Thomas is eighteen years old. He can speak English, French, and, read some words of Latin. He will one day inherit his father's plantation. For all his dark skin and darker hair, the girls in the town whisper over his strong arms and the way he feels most comfortable in the trees, barefoot in the forest where his mother's family live. But he doesn't care much for them. Their words are too limited – the walls of the houses in the town are too constrictive, and he likes to feel soil beneath his feet. His mother used to come with him – when he was thirteen he went out without telling her, and when he came back she was nervous, agitated, shouted at him for worrying her so. So for a time she would step into the forest with him. She never took him to see her family, never climbed trees beside him, and she only stared at the old raccoon, the wild dog and the weak hummingbird who found him out and raced around him.

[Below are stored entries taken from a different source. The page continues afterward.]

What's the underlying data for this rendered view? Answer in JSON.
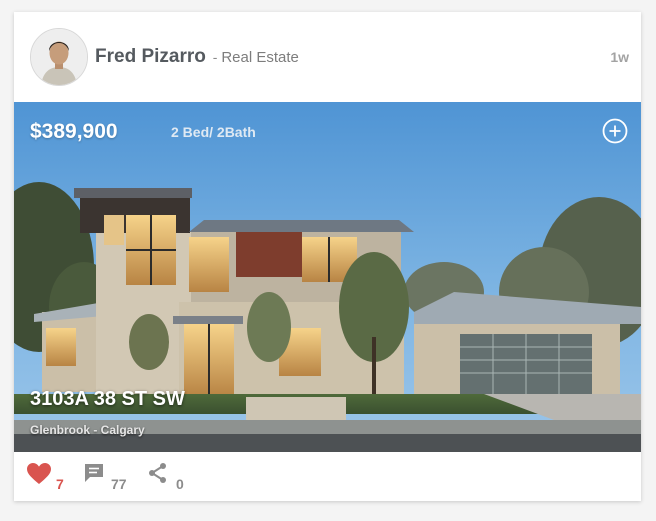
{
  "post": {
    "author_name": "Fred Pizarro",
    "separator": " - ",
    "author_role": "Real Estate",
    "time_ago": "1w"
  },
  "listing": {
    "price": "$389,900",
    "beds_baths": "2 Bed/ 2Bath",
    "address": "3103A 38 ST SW",
    "location": "Glenbrook - Calgary"
  },
  "actions": {
    "likes": "7",
    "comments": "77",
    "shares": "0"
  },
  "icons": {
    "add": "plus-circle-icon",
    "like": "heart-icon",
    "comment": "chat-bubble-icon",
    "share": "share-icon"
  },
  "colors": {
    "like_red": "#d9544f",
    "muted_gray": "#8c8c8c",
    "sky_blue": "#5c9fd6"
  }
}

But she took off her shoes and smiled to herself, and was happier than he had ever seen her before.
That is, until his father came home earlier than expected, saw them returning, clutching berries between their fingers, and looked as though his heart was breaking. As though he had lost them.
So now Thomas goes out alone, and the town girls whisper, with their curled hair and pink cheeks, about the tamed savage of a boy who has an easy smile and a friendly laugh, who shuts his eyes when the wind blows, as though to draw prussian, vermillion, saffron shades from the gussets of air.
Sometimes he could almost swear he hears words, calling to him. But he can never find where they come from – perhaps there is too much of his father, who is polite and godly, within him.
So he will come back, wash the leaves from his feet, sit with the bible by a window, and try not to notice the ghost of wilderness within his mother's eyes.